Top Picks: TEDTalks on Netflix, a family circus on PBS, and more
Martin Scorsese examines the Quiet Beatle, Rani Arbo and Daisy Mayhem supply old-fashioned country music, and more top picks.
New York through one architect's eyes
Treasures of New York and "The Real Deal" profile Costas Kondylis, the architect responsible for creating many of the buildings that define the modern Manhattan skyline. From 2000 to 2007, he designed some 65 buildings or nearly one every six weeks. His works include Trump World Tower, Manhattan Place, and Silver Towers. It airs in New York City on May 2, and then is available online at the PBS site.
Netflix has inked a deal with TED (a nonprofit that brings people together from the fields of technology, entertainment and design) to make the conference's buzz-creating TEDTalks available on Netflix's website. Netflix users can check out innovative speeches delivered by figures such as Al Gore, James Cameron, and former Prime Minister Gordon Brown on topics like "Beasts, Bugs & Bio-wilderment" and "Chew On This."
A gleeful string band
If you have a hankerin' for that old-time country music, pick up the CD Some Bright Morning, a collection of lively tunes on traditional instruments such as the ukulele, banjo, recycled percussion, stand-up bass, fiddle, and guitar.
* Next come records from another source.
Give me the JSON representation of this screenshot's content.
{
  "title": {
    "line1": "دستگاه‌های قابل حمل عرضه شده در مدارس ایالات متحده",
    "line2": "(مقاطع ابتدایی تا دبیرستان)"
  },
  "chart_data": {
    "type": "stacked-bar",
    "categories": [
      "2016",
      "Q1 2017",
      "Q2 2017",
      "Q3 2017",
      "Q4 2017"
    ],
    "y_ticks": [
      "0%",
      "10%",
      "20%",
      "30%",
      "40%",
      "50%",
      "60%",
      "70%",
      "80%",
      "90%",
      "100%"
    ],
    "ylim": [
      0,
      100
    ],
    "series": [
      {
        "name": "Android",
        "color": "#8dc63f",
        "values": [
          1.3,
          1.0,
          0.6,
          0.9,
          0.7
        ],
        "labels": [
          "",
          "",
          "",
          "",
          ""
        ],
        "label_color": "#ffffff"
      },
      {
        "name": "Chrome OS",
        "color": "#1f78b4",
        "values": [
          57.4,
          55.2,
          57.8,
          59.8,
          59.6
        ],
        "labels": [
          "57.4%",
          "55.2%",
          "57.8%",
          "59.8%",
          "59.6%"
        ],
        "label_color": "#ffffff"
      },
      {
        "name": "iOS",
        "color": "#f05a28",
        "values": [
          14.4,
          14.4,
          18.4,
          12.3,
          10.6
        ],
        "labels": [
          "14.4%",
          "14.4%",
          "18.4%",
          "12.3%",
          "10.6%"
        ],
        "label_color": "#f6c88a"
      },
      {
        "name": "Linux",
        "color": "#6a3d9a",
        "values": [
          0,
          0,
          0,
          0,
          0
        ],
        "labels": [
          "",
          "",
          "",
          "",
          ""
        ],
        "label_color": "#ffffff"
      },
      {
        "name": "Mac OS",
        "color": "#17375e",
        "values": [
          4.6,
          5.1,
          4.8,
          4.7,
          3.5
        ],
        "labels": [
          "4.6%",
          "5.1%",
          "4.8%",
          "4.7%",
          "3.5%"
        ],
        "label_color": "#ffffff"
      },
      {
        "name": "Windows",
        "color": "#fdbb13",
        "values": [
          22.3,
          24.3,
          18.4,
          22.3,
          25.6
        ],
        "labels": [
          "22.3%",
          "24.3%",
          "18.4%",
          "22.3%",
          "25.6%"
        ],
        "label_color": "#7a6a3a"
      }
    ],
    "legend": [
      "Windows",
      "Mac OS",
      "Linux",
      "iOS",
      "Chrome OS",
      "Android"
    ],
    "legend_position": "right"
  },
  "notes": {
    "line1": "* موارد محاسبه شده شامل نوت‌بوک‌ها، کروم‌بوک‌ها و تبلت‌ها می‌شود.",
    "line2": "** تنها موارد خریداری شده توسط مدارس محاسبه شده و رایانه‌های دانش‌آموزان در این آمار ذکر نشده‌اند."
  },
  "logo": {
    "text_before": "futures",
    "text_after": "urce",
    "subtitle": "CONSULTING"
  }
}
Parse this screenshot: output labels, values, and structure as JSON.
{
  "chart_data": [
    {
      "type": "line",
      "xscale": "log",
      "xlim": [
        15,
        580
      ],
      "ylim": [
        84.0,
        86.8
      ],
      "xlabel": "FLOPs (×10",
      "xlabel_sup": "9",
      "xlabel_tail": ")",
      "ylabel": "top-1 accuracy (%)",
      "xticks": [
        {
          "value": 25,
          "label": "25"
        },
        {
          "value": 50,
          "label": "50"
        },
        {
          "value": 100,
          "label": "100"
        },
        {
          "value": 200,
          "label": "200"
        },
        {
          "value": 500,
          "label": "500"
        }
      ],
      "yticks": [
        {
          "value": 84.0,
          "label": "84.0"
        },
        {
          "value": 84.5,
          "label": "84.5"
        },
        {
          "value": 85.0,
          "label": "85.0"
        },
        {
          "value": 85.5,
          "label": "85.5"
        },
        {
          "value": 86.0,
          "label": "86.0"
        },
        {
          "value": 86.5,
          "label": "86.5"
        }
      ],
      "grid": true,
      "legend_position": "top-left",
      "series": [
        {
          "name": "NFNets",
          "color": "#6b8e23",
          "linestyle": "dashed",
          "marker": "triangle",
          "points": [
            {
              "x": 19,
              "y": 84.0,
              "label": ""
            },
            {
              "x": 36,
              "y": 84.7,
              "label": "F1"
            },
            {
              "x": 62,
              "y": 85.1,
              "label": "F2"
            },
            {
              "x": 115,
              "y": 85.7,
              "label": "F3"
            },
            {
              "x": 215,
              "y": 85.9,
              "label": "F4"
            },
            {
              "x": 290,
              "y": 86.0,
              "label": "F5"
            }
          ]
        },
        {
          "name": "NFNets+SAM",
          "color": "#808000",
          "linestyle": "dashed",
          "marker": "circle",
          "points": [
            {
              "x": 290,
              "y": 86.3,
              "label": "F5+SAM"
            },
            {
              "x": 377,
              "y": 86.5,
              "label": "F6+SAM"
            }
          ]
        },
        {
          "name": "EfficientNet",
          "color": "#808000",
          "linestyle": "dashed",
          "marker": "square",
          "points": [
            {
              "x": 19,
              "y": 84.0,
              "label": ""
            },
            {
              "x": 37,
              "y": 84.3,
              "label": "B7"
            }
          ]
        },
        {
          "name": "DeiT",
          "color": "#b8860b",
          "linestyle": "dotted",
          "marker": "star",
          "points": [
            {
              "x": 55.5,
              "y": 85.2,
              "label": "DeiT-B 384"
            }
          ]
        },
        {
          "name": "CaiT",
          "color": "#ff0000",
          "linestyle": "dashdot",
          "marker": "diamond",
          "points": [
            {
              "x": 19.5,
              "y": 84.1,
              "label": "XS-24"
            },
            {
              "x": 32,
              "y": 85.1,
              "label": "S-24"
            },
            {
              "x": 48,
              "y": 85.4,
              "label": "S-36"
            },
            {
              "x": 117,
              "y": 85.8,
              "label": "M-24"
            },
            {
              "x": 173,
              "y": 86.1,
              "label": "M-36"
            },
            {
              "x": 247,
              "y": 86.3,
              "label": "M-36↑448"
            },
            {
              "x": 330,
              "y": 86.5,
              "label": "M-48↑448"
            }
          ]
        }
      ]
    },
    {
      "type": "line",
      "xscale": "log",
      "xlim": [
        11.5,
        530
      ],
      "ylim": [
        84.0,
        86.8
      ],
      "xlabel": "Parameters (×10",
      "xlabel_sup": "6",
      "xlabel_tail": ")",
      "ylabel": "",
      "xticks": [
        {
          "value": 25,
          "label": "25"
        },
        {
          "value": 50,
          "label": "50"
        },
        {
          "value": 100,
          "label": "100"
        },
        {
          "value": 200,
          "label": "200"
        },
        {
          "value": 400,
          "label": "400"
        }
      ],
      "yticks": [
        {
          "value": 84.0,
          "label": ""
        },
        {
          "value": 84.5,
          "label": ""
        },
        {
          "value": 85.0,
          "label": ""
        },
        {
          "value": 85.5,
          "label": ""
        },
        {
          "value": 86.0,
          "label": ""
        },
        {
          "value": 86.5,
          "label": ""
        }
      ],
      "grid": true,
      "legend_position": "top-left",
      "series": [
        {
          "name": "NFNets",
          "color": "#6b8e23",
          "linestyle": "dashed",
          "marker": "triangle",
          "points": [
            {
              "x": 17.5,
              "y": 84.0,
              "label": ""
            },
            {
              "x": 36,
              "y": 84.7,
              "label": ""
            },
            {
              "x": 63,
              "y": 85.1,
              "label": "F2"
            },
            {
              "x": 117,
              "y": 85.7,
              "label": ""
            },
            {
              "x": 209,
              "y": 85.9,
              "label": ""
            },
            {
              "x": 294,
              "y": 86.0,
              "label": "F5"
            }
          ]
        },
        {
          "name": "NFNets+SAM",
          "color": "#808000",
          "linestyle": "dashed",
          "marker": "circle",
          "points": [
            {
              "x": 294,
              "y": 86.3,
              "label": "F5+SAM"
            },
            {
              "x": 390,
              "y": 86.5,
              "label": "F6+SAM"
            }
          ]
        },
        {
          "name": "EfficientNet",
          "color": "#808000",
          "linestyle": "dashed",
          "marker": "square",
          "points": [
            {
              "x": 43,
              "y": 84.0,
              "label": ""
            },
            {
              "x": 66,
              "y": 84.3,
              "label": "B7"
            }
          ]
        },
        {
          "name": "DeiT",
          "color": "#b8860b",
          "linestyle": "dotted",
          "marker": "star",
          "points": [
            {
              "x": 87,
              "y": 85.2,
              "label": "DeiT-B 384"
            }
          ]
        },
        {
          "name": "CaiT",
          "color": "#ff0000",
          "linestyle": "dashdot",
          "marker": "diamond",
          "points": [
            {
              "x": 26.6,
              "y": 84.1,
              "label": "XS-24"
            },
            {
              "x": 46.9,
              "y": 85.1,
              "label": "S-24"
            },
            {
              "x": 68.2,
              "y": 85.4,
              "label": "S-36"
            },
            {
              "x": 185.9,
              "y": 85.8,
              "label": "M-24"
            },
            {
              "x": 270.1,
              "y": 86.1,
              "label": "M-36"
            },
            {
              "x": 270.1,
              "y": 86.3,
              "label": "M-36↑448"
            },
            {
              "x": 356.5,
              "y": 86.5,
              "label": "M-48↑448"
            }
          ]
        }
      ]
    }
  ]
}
Rani Arbo and daisy mayhem infuse their joyful yee-haw music with soulful lyrics.
Olympic triumph of another kind
Jesse Owens, the cautionary tale of the 1936 African-American Olympic superstar, is the story of the 22-year-old son of a sharecropper who triumphed over perilous odds, including the racist policies of Adolf Hitler's prewar Germany, where the Games were played. He became a hero and world champion, winning four gold medals. But it is also about the fleeting quality of fame and the way Americans idolize athletes when it suits their purposes, and forget them once it doesn't. Airing on PBS May 1, this film is part of the "American Experience" series.
A struggling circus act
Circo, a film on PBS's "Independent Lens" series, documents the hardscrabble life of the Ponce family circus, an itinerant group of performers fighting for their survival amid a severely depressed Mexican countryside. Airs May 3.
The quiet Beatle
Legendary director Martin Scorsese turns his attention to the quiet Beatle in the documentary George Harrison: Living in the Material World, available on DVD May 1. The documentary is a deep look into Harrison's life that not only shows his childhood in Liverpool and his time with The Beatles but gives equal screen time to his later years and solo work. An impressive array of interviews include Paul McCartney, Ringo Starr, George Martin, Eric Clapton, Pattie Boyd, and others.